I love having morning and afternoon teas. It’s a great way to catch up with friends and I like the fact that I can prepare everything in advance, from cakes to scones to sandwiches.
A big favourite is my Victoria Sponge. It’s a delicious cake, and filled with jam or cream, it’s so more-ish. The recipe is based on one from James and Tom Morton’s “Shetland, Cooking on the Edge of the World”.
James describes in vivid detail his grandmother’s recipe. It really is a tribute to her baking skills and to recipes handed down through the family.
Now Queen Victoria would not be at all amused, as I fill my sponge with cream. Sacrilege I know, but I love the ooze of softly whipped cream on top of jam in between those delicious sponge layers!
150g salted butter
150g caster sugar
1/2 teaspoon vanilla extract
3 medium free-range eggs
150g self raising flour
1/2 tsp baking powder
Full fat milk, to loosen mixture
To fill and decorate
Strawberry or raspberry or mixed berry jam, homemade or store bought,
200 mls cream, whipped
Icing sugar or caster sugar, for the top of the cake
Fresh and crystallised rose petals
Preheat the oven to 180 degrees C, 160 degrees C fan-forced. Grease 2 18cm (7 inch cake tins with butter, really really well.

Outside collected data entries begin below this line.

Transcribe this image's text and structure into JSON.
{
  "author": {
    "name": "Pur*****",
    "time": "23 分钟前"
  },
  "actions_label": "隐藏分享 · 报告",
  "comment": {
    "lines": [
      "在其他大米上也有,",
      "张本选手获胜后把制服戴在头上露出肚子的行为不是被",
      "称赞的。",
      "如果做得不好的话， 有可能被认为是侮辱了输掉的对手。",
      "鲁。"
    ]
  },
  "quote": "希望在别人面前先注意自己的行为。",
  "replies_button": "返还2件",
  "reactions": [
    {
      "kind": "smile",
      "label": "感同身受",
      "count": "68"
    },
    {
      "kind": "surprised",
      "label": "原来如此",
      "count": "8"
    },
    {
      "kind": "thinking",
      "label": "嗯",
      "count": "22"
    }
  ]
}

Take a large piece baking or parchment paper, fold in half, and draw a circle around one of the tins. With the drawing as a guide, cut out 2 circles. Line the base of each cake tin with the paper circles.
Heat the butter in a microwave or in a saucepan on the stove top, to the point where half the butter is just melted, and the rest is soft. Put the butter, sugar, vanilla and eggs into a mixing bowl, or stand mixer with a whisk attachment, and whisk on medium speed until the mixture is very pale and thick, almost mousse like.
Sieve the flour and baking powder, and fold these in gently using a metal spoon, being careful not to overmix. When the mixture is nearly smooth, add a little milk, a dash at a time, to loosen the mixture “until it falls from the spoon in a swift wave”.
Spoon the mixture into the tins, gently smoothing flat. Put the cakes into the oven and bake for about 20 minutes, until golden brown on top and the cakes bounce back when gently pressed.
Take out of the oven, and cool in the tins for 10 minutes. Run a butter or palette knife around the edge of the tins to free the sides. Carefully turn the cakes onto a wire cooling rack. Peel off the baking/parchment paper. Leave to completely cool.
Place one cake, upside down on the plate or cake stand you intend to serve the cake on. Spread with the jam, and then spoon or pipe on the whipped cream. Place the other cake on top.
Dust with icing or caster sugar, sieved over the cake. I like to serve the cake with fresh and crystallised rose petals.
For the crystallised rose petals:
Take one lovely rose, hopefully growing in your garden, and gently wash and dry each petal. Lightly beat an egg white, with a few drops of rosewater, in a small shallow bowl. Dip each petal in the beaten egg white, shaking off any excess. Put 75g caster sugar on a large plate. Dip each petal in the caster sugar, again shaking off the excess. Place the petals on baking paper on a tray, to dry, in a warm place.
The petals are quite fragile, but will last a couple of days. They are very useful for decorating cakes, biscuits and tarts. And adding the rosewater intensifies the rose flavour!